Africa has been called the first mobile-only continent. Mobile phones double as payment devices, flashlights and music players. Songs from far-flung locales are swapped via SIM cards on city streets and at dusty truck stops, and a single cell phone can provide a plethora of music from all over Africa.
Far away in Portland, Ore., Christopher Kirkley, a self-described "gentleman explorer and rogue ethno-musicologist," currently makes a living releasing music from Saharan cell phones.
In 2008, Kirkley went to West Africa to record folk music. "At first I ignored the cell phones because that’s not part of what I was looking for. I wanted to record traditional music. It took me a while to look at the cell phone and be like, it’s the radio, it’s the television, it’s how people are consuming media now."
Returning to Portland, Kirkley released his first album of collected Saharan music, "Music From Saharan Cellphones, Volume 1." Today through his label Sahel Sounds, he works full-time making West African music more widely available in digital and vinyl formats.
The Huffington Post recently interviewed Kirkley about his work:
You said when you first got to Africa, you ignored cell phone music because you wanted to record live music. When did you start paying attention to what people in Africa stored on their phones?

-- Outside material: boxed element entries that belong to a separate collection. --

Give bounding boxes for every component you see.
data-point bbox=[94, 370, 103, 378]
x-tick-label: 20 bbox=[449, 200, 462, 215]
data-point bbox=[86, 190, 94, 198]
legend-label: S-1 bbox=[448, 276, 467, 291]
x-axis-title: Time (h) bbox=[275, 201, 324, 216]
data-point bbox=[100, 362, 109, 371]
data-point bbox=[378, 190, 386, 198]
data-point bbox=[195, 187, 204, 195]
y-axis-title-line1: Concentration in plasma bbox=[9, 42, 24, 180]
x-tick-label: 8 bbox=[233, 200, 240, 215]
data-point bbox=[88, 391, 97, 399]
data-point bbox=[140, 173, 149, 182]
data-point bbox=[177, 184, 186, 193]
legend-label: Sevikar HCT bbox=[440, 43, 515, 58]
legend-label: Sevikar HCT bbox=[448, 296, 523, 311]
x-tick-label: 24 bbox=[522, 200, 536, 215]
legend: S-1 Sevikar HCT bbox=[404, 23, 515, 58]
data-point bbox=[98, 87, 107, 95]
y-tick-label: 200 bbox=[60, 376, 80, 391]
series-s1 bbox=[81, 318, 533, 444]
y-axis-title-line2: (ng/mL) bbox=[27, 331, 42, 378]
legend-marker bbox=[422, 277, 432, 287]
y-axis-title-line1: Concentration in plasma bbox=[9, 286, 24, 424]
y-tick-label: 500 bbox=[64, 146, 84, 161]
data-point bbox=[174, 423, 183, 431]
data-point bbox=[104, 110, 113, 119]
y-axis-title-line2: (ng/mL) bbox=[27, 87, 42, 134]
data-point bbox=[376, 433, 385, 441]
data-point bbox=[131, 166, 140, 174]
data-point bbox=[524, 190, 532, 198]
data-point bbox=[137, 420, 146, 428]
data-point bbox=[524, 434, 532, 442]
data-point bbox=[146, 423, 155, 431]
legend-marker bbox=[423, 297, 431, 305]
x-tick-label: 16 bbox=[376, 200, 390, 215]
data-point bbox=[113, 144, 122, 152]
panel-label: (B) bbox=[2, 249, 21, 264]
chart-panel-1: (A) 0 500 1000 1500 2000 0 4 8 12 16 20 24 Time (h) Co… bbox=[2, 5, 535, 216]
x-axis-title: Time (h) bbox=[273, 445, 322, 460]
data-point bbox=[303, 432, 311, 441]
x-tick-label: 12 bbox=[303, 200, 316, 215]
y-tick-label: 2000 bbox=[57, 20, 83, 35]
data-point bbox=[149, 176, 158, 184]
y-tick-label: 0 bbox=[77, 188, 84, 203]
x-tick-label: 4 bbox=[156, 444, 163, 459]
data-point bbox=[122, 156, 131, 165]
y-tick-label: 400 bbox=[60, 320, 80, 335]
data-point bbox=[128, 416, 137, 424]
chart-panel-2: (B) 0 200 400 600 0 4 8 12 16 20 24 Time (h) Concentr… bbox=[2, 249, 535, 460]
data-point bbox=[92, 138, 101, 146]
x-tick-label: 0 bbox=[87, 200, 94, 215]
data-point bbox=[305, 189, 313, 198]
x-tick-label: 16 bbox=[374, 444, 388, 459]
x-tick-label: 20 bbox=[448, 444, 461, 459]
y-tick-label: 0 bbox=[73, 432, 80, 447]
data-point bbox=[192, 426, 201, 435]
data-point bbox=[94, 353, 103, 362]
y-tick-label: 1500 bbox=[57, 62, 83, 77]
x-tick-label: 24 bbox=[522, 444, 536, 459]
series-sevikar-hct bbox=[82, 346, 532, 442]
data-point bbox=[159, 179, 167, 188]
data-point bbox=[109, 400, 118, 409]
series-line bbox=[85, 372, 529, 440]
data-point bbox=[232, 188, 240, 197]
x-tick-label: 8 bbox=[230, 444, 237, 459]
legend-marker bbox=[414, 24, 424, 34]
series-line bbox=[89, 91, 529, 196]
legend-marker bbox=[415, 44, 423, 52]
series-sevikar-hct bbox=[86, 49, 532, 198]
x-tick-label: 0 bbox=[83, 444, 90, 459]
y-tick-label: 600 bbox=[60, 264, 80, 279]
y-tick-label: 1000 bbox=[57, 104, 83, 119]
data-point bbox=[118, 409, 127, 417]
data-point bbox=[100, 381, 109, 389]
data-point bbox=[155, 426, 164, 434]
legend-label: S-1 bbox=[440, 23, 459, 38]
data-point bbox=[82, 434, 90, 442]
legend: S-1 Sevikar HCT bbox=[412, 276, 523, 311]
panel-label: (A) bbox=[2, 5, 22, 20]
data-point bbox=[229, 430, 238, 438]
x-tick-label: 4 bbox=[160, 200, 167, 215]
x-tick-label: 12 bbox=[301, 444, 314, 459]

I was hanging out with one of the head officers of customs in Kidal [in Mali], and he had a really nice phone, like the iPhone 3 or something. And people were going through their phone sharing what music they had. And he was going through his phone sharing all the music he had recorded. He was like, “Now cell phones are going to start to be able to record music.”
And he was going through and showing all the recordings that he had made, and it really put my own work in perspective. Here I was, this foreigner, going around with a recorder trying to record music, and here was this guy from Kidal recording it himself. So that was the moment when I started thinking maybe I should start looking into these cell phones and see what’s inside them.
What's your favorite track that you've released a recording of?
You know that Mdou Moctar track "Tahoultine"? That one.
What I really like was its autotune, that crazy blown-out autotune. Like if Cher knew about that, she probably would’ve regretted it. She probably already regrets it. But what’s very distinctive about that Mdou Moctar track is that it’s Tuareg guitar music, but it has a drum machine and this crazy autotune and it sounds sort of like a robot or like a spacey anthem.
It was really mysterious, too, because it was on every cell phone in Kidal and everyone knew about it, but no one knew who [the artist] was. I think that sort of defines how the project of collecting and tracking down these musicians ended up being. There’s a hugely popular song, you find it everywhere, but you don’t know who [the artist] is. That’s a narrative I encountered time and time again.
How did you track down the artists? I saw on your website that artists get 60 percent of the profits from the album, but musicians making recordings on cell phones seem incredibly hard to track down. How did you do that?
Well, so I had friends back in Mali I could ask, and sometimes I'd send them a track and get a name. But others they couldn't recognize. Mdou, for example, was the hardest to track down. I ended up meeting someone from Niger who recognized his accent and said he was from a certain part of Niger. So I ended up going on Facebook and looking for anyone from that particular region of Niger who had a guitar in their Facebook profile picture.
And then every person who had a guitar I sent a message to, saying, “Do you know this song? Do you know who it is?” And I just copied and pasted that message over and over again. And eventually I got a response from a kid that said, “Yeah, that’s Mdou. I don’t have his number but I have the number of his friend." Through the chain of people I eventually got Mdou on the phone, and that’s sort of how it happened.
Now I think the story of how we met has become this urban legend in Niger. When I went back there, people would be like, “Oh, I heard about Mdou. He met an American because of a track on a cell phone.” So, yeah, it’s become part of the folklore in Niger.
Speaking of Mdou Moctar and his tracks, why is there all this love in West Africa for really blown-out autotune? I mean it's really awesome, but where did all this autotune come from?
In the north of Nigeria, [artists] were really influenced by Bollywood musical films. So to emulate this sound of Hindi film stars, they started using a lot of autotune, making really syrupy pop songs with a lot of autotune. And it’s had an influence in other parts of West Africa.
You focus mainly on collecting from sub-Saharan West Africa right now -- Niger, Mali, Nigeria. Do you plan on traveling to other parts of Africa soon, or will you stick to West Africa for now?
There’s a lot of work to be done in West Africa. And I’m interested in that region in particular because it’s still an area that’s not that glamorous to go to. It’s uncomfortable. It’s hot. There's scrubland, desert. The food’s terrible. There are no big attractions for tourists. Because of that, there’s a lot of musical tradition we’re not finding out about. So for me, it’s a constant source of material, and I keep finding things each time that I go back.